At the Environment and Land Court in Eldoret, the Kenya Industrial Estates Ltd won a protracted land dispute with four companies after it was controversially denied opportunity to renew its 34-year lease on a piece of public land.
Justice Sila Munyao ruled that it was wrong for the commissioner of lands to decline to renew KIE’s leaseholds when they expired, and that the commissioner had no authority to transfer the titles to individual persons and companies.
“The commissioner erred in law in not renewing the leasehold titles for the five parcels of land issued to KIE. I therefore cancel the titles he issued to the defendants and order that they vacate the land and it be returned to the state corporation,” ruled Munyao.
KIE had bought the land from the defunct municipal council of Eldoret in 1965 and was issued with a leasehold title that was to expire in 1999.
However, in 1998, a year before the lease expired, the land was controversially sub-divided and sold to four companies.
Justice Munyao said the commissioner of lands had a duty to protect public entities and should not have turned down the corporation’s quest for his intervention.
In Lamu County, residents went to court to oppose construction of a multi-million-shilling wind power project on a 4,150-acre trust land belonging to the community.
The residents argued they were the beneficiaries of the trust land and allocating it to Kenwind Holdings Ltd for the wind power project without their approval was illegal.
“The unlawful allocation of our land will culminate in eviction of over 8,000 families from the settlement scheme which they were lawfully given and they have occupied since 1984. Any attempt to alienate the trust land without consulting the community is illegal,” claimed the petitioners.
The Supreme Court also allowed the County Government of Migori to contest a decision by the Court of Appeal that put at risk the existence of Awendo Town, located within the county, over a disputed land lease to Sony Sugar Company Ltd.
The dispute dates back to 1976 when the government acquired the land to grow sugarcane and enable expansion of the sugar company. It was to be held in trust by the town council of Awendo.

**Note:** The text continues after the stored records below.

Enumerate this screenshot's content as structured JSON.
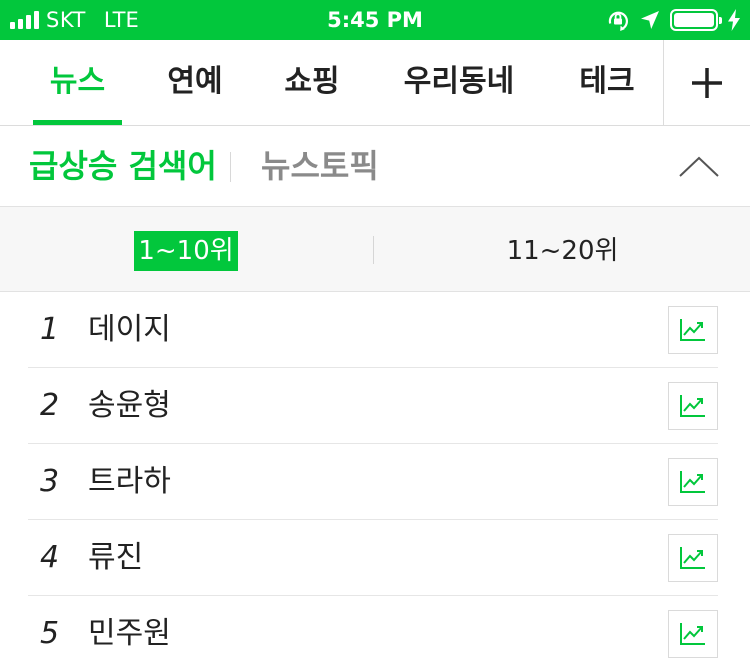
{
  "status_bar": {
    "carrier": "SKT",
    "network": "LTE",
    "time": "5:45 PM",
    "icons": [
      "signal-icon",
      "orientation-lock-icon",
      "location-arrow-icon",
      "battery-icon",
      "charging-bolt-icon"
    ]
  },
  "tabs": {
    "items": [
      {
        "label": "뉴스",
        "active": true
      },
      {
        "label": "연예",
        "active": false
      },
      {
        "label": "쇼핑",
        "active": false
      },
      {
        "label": "우리동네",
        "active": false
      },
      {
        "label": "테크",
        "active": false
      }
    ],
    "add_icon": "plus-icon"
  },
  "section": {
    "active_label": "급상승 검색어",
    "other_label": "뉴스토픽",
    "collapse_icon": "chevron-up-icon"
  },
  "range": {
    "active_label": "1~10위",
    "inactive_label": "11~20위"
  },
  "ranking": [
    {
      "rank": "1",
      "keyword": "데이지"
    },
    {
      "rank": "2",
      "keyword": "송윤형"
    },
    {
      "rank": "3",
      "keyword": "트라하"
    },
    {
      "rank": "4",
      "keyword": "류진"
    },
    {
      "rank": "5",
      "keyword": "민주원"
    }
  ],
  "colors": {
    "accent": "#02c73c",
    "inactive_text": "#8a8a8a",
    "range_background": "#f7f7f7"
  }
}
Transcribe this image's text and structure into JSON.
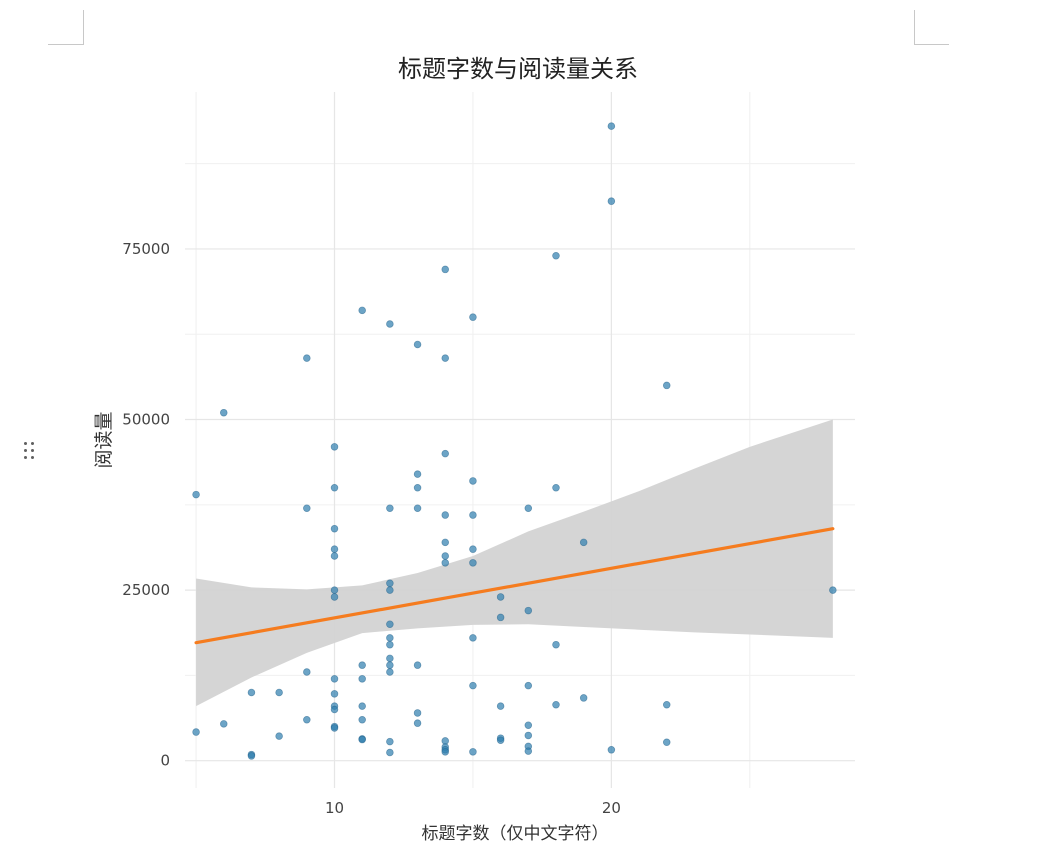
{
  "chart_data": {
    "type": "scatter",
    "title": "标题字数与阅读量关系",
    "xlabel": "标题字数（仅中文字符）",
    "ylabel": "阅读量",
    "xlim": [
      4.6,
      28.8
    ],
    "ylim": [
      -4000,
      98000
    ],
    "x_ticks": [
      10,
      20
    ],
    "x_tick_labels": [
      "10",
      "20"
    ],
    "x_minor_ticks": [
      5,
      15,
      25
    ],
    "y_ticks": [
      0,
      25000,
      50000,
      75000
    ],
    "y_tick_labels": [
      "0",
      "25000",
      "50000",
      "75000"
    ],
    "y_minor_ticks": [
      12500,
      37500,
      62500,
      87500
    ],
    "grid": true,
    "legend": "none",
    "colors": {
      "points": "#2e7dae",
      "line": "#f57c1f",
      "band": "#d3d3d3",
      "grid": "#e6e6e6"
    },
    "points": [
      [
        5,
        39000
      ],
      [
        5,
        4200
      ],
      [
        6,
        51000
      ],
      [
        6,
        5400
      ],
      [
        7,
        10000
      ],
      [
        7,
        900
      ],
      [
        7,
        700
      ],
      [
        8,
        10000
      ],
      [
        8,
        3600
      ],
      [
        9,
        59000
      ],
      [
        9,
        37000
      ],
      [
        9,
        13000
      ],
      [
        9,
        6000
      ],
      [
        10,
        46000
      ],
      [
        10,
        40000
      ],
      [
        10,
        34000
      ],
      [
        10,
        31000
      ],
      [
        10,
        30000
      ],
      [
        10,
        25000
      ],
      [
        10,
        24000
      ],
      [
        10,
        12000
      ],
      [
        10,
        9800
      ],
      [
        10,
        8000
      ],
      [
        10,
        7500
      ],
      [
        10,
        5000
      ],
      [
        10,
        4800
      ],
      [
        11,
        66000
      ],
      [
        11,
        14000
      ],
      [
        11,
        12000
      ],
      [
        11,
        8000
      ],
      [
        11,
        6000
      ],
      [
        11,
        3200
      ],
      [
        11,
        3100
      ],
      [
        12,
        64000
      ],
      [
        12,
        37000
      ],
      [
        12,
        26000
      ],
      [
        12,
        25000
      ],
      [
        12,
        20000
      ],
      [
        12,
        18000
      ],
      [
        12,
        17000
      ],
      [
        12,
        15000
      ],
      [
        12,
        14000
      ],
      [
        12,
        13000
      ],
      [
        12,
        2800
      ],
      [
        12,
        1200
      ],
      [
        13,
        61000
      ],
      [
        13,
        42000
      ],
      [
        13,
        40000
      ],
      [
        13,
        37000
      ],
      [
        13,
        14000
      ],
      [
        13,
        7000
      ],
      [
        13,
        5500
      ],
      [
        14,
        72000
      ],
      [
        14,
        59000
      ],
      [
        14,
        45000
      ],
      [
        14,
        36000
      ],
      [
        14,
        32000
      ],
      [
        14,
        30000
      ],
      [
        14,
        29000
      ],
      [
        14,
        2900
      ],
      [
        14,
        2000
      ],
      [
        14,
        1600
      ],
      [
        14,
        1300
      ],
      [
        15,
        65000
      ],
      [
        15,
        41000
      ],
      [
        15,
        36000
      ],
      [
        15,
        31000
      ],
      [
        15,
        29000
      ],
      [
        15,
        18000
      ],
      [
        15,
        11000
      ],
      [
        15,
        1300
      ],
      [
        16,
        24000
      ],
      [
        16,
        21000
      ],
      [
        16,
        8000
      ],
      [
        16,
        3300
      ],
      [
        16,
        3000
      ],
      [
        17,
        37000
      ],
      [
        17,
        22000
      ],
      [
        17,
        11000
      ],
      [
        17,
        5200
      ],
      [
        17,
        3700
      ],
      [
        17,
        2100
      ],
      [
        17,
        1400
      ],
      [
        18,
        74000
      ],
      [
        18,
        40000
      ],
      [
        18,
        17000
      ],
      [
        18,
        8200
      ],
      [
        19,
        32000
      ],
      [
        19,
        9200
      ],
      [
        20,
        93000
      ],
      [
        20,
        82000
      ],
      [
        20,
        1600
      ],
      [
        22,
        55000
      ],
      [
        22,
        8200
      ],
      [
        22,
        2700
      ],
      [
        28,
        25000
      ]
    ],
    "trend": {
      "x_start": 5,
      "y_start": 17300,
      "x_end": 28,
      "y_end": 34000
    },
    "confidence_band": [
      [
        5,
        8000,
        26700
      ],
      [
        7,
        12200,
        25400
      ],
      [
        9,
        15800,
        25100
      ],
      [
        11,
        18700,
        25700
      ],
      [
        13,
        19400,
        27500
      ],
      [
        15,
        19900,
        30000
      ],
      [
        17,
        20000,
        33600
      ],
      [
        19,
        19600,
        36500
      ],
      [
        21,
        19200,
        39500
      ],
      [
        23,
        18800,
        42800
      ],
      [
        25,
        18500,
        46000
      ],
      [
        28,
        18000,
        50000
      ]
    ]
  }
}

When the company failed to use the entire land for sugarcane plantation, the town council allocated it to third parties who developed several storeyed buildings and business premises.
Aggrieved by the decision to evict them and lease out the land to third parties, 13 families claiming original ownership filed a case at the High Court.
The Court then ordered that the unutilised parcels of land which were unfit for sugarcane farming should have reverted to the original owners.
The county appealed against the decision but Appellate Judges Onyango Otieno, Festus Azangalala and Sankale ole Kantai upheld it.